The feeding frenzy finally culminated on Tuesday when the far-right website The Daily Caller published a piece outing Salazar as someone who had accused Netanyahu’s spokesperson, David Keyes, of sexual assault. Before the piece published, Salazar herself preemptively tweeted the allegation.

It’s hard to pinpoint the exact moment the conversation shifted from legitimate to illegitimate on the historical and qualitative continuum from the original Tablet Magazine article questioning some of Salazar’s claims to the Daily Caller article outing her as an alleged survivor of sexual assault.

And yet, a shift has clearly occurred. It’s an awful, awful thing for someone who claims to be a sexual abuse survivor to be forcibly outed. Salazar had spoken previously to reporters, but never on the record — though a good thing seems to have come of it; as of this writing, the Times of Israel has identified a total of 12 women who have accused Keyes of inappropriate or forceful sexual behavior.

But the outing was the logical conclusion of the intense and outsized scrutiny Salazar has received since the beginning.

While it’s no individual news organization’s job to turn down clicks or tips, it behooves us to ask why these tips and clicks were so forthcoming in the case of Julia Salazar.

Why did someone see fit to supply tapes from an arrest that never culminated in so much as an indictment? Why did someone see fit to out Salazar as Keyes’ accuser? And why have readers been so eager to gobble up these reports?

There are a few reasons that may have contributed to the hysteria. Having campaigned with Ocasio-Cortez, Salazar got both the shine of Ocasio-Cortez’s win as well as a lot of the vitriol. Both Latinx women and both avowed socialists, Salazar became a proxy for Ocasio-Cortez, which certainly put a target on her back.

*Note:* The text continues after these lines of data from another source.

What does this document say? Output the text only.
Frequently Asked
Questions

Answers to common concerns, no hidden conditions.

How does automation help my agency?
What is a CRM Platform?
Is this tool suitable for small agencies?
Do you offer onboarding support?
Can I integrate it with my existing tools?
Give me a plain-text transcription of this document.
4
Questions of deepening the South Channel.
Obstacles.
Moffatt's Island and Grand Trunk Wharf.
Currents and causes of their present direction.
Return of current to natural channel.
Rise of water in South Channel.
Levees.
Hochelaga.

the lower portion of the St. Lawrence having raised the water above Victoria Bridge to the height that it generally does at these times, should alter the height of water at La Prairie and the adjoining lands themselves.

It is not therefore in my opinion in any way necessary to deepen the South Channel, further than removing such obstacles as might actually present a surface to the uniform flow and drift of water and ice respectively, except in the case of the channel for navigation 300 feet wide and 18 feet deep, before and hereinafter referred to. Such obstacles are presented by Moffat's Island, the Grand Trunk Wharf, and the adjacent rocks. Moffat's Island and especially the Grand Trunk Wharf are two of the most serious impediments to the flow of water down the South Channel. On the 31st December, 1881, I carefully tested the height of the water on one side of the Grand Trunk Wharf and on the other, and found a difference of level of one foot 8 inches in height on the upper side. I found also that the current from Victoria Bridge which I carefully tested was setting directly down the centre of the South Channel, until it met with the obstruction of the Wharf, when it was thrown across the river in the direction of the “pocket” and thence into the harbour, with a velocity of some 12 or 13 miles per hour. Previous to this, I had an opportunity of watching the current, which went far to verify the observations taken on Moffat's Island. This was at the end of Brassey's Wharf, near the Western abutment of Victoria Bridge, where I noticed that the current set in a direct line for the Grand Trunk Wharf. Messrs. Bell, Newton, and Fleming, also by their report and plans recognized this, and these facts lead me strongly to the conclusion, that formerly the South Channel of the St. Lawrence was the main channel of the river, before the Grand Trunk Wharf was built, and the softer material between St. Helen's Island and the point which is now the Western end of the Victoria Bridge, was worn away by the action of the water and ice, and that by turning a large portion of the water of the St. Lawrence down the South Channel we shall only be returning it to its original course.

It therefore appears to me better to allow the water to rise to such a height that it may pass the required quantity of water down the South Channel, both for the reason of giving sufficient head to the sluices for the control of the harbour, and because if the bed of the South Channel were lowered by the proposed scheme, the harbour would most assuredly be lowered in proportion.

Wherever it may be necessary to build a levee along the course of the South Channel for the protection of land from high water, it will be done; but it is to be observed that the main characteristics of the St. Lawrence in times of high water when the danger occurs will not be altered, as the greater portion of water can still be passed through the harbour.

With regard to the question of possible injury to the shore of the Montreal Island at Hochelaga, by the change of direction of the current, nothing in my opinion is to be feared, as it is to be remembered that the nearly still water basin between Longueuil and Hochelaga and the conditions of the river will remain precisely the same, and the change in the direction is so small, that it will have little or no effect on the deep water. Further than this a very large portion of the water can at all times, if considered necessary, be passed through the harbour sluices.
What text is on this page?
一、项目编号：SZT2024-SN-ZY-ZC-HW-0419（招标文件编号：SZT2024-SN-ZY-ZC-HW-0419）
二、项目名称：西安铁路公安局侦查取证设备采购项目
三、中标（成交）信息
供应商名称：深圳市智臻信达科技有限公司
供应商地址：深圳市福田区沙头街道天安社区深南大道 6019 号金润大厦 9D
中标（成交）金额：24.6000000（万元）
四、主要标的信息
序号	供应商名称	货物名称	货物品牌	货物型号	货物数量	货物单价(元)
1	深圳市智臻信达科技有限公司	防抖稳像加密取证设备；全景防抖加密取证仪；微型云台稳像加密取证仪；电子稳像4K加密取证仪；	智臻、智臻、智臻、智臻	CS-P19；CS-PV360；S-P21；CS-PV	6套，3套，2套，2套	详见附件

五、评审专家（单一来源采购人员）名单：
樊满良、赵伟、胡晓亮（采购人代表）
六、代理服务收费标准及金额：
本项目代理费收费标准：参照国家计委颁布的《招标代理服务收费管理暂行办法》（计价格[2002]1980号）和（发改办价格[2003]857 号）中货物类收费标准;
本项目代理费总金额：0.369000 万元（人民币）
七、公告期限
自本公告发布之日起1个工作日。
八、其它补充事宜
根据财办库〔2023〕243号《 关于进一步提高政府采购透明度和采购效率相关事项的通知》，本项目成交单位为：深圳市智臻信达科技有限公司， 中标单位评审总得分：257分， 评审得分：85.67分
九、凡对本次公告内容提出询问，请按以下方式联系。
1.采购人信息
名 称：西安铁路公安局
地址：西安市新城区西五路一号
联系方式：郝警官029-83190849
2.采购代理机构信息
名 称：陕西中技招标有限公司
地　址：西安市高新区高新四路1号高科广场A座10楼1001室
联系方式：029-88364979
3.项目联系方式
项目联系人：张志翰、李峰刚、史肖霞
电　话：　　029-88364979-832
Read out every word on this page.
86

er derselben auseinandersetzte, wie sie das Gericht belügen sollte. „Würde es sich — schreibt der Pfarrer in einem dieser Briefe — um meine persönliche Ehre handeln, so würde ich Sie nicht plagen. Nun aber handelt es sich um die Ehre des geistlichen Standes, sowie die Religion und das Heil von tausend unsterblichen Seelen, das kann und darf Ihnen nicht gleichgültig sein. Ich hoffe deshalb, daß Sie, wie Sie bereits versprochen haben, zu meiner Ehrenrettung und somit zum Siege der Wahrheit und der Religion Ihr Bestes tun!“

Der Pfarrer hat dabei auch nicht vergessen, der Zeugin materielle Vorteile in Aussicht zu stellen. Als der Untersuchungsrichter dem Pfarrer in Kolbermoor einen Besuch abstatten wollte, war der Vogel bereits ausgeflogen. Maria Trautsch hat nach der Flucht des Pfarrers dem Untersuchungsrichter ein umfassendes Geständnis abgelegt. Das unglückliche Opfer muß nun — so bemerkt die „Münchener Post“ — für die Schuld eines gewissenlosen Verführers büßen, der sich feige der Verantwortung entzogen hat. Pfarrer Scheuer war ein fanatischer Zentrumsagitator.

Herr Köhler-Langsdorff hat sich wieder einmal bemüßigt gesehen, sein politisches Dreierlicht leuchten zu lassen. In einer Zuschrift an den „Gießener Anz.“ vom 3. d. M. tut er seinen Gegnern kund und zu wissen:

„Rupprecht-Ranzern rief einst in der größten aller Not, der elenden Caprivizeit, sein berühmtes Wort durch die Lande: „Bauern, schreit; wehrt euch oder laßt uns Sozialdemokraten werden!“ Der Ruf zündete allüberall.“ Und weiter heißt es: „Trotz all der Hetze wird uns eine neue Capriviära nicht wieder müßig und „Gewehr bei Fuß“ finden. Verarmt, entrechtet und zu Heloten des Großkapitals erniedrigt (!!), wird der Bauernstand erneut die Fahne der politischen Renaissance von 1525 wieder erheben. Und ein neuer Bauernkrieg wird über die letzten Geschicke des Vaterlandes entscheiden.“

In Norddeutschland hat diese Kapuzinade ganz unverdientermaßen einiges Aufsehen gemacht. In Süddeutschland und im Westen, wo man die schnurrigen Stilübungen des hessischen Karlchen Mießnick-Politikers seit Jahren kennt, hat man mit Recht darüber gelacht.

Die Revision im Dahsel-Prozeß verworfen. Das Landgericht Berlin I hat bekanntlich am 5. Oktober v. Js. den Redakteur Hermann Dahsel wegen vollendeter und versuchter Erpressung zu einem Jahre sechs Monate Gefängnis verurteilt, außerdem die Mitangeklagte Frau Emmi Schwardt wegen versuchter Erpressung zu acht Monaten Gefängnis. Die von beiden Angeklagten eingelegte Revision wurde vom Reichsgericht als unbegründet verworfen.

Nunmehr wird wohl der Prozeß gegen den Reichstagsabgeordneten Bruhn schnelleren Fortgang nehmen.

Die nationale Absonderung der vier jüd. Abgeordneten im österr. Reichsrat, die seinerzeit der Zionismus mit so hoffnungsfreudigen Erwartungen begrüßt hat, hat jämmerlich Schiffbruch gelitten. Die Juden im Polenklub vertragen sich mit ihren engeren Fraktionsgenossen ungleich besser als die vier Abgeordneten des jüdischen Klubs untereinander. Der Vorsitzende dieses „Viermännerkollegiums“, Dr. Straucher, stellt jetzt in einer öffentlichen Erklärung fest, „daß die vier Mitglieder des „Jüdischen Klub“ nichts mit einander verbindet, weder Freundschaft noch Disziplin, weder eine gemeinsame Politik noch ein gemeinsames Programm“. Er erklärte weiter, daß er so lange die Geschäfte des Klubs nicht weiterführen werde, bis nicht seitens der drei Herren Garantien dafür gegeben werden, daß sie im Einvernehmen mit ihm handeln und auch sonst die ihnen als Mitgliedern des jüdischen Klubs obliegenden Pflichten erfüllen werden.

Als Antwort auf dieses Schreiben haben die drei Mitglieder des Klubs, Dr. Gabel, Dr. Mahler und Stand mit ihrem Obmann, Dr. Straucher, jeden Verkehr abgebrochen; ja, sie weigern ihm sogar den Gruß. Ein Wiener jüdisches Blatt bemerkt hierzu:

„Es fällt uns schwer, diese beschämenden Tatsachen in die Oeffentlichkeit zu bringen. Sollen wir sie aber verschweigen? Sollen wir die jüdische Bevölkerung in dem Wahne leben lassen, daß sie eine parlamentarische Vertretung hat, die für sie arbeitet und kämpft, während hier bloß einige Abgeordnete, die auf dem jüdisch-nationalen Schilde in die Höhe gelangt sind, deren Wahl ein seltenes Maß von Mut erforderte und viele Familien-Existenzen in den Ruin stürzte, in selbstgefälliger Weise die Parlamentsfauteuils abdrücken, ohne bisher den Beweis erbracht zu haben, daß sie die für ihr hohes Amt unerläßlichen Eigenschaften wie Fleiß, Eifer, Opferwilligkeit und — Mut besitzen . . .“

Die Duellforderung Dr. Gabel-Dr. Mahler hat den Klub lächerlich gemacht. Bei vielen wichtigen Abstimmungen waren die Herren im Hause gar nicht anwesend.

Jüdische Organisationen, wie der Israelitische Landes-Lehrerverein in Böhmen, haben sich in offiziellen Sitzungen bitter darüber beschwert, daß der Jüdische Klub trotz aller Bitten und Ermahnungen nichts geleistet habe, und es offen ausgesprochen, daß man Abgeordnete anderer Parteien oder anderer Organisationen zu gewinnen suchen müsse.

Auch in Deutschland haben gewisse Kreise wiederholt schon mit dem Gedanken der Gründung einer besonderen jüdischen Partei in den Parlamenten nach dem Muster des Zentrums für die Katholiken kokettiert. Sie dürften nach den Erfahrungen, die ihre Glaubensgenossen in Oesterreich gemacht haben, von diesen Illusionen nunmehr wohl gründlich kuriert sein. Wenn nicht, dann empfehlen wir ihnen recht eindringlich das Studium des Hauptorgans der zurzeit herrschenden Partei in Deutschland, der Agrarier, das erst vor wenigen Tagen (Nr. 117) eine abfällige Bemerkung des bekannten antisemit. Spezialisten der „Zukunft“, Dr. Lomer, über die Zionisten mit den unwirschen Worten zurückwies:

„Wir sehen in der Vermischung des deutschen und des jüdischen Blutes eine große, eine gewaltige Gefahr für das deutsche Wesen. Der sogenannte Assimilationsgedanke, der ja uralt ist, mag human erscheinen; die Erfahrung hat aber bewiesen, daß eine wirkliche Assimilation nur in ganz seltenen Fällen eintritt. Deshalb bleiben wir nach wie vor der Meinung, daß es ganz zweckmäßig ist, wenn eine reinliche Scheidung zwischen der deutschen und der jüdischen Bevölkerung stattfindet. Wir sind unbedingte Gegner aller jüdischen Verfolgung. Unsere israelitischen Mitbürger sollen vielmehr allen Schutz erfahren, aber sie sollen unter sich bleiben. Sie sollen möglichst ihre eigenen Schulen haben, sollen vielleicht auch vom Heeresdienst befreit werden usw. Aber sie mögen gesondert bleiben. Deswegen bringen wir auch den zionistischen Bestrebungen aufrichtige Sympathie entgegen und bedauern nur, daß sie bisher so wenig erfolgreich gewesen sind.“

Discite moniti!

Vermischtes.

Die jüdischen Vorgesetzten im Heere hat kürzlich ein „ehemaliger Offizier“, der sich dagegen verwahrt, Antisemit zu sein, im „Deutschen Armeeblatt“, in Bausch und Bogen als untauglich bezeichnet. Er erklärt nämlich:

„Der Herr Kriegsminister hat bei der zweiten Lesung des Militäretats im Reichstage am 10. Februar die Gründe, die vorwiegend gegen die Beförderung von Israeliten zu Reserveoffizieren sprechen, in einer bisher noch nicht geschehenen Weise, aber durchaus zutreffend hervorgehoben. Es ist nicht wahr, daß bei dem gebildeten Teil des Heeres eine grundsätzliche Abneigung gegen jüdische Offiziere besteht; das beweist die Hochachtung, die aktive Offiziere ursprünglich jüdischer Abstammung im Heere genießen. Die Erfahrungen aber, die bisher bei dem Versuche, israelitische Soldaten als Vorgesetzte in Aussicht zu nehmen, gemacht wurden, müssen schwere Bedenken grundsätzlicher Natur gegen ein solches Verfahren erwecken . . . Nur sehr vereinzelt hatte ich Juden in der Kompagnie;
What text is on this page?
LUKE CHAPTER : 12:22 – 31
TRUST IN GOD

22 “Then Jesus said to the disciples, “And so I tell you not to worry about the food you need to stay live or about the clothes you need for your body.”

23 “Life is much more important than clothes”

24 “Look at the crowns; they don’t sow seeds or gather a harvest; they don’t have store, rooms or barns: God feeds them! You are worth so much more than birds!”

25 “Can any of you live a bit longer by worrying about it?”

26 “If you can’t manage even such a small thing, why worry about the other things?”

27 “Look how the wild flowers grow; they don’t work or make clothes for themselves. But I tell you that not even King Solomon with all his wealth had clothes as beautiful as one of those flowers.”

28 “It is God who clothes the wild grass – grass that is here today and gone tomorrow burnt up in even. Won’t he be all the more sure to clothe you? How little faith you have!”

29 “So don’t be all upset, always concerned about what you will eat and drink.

Others, in these pages and elsewhere, blamed Salazar’s lefty politics when it comes to Israel. A supporter of the campaign to boycott Israel, Salazar has long moved in far-left circles since her change a heart in college, and many see in the campaign to delegitimize her further proof of what will happen to anyone who takes up criticism of Israel in too public a fashion.

Ultimately, the voters of her district will decide on Thursday if Salazar can be trusted enough to hold public office.

For the rest of us, only the awful spectacle will remain.

Batya Ungar-Sargon is the opinion editor of the Forward.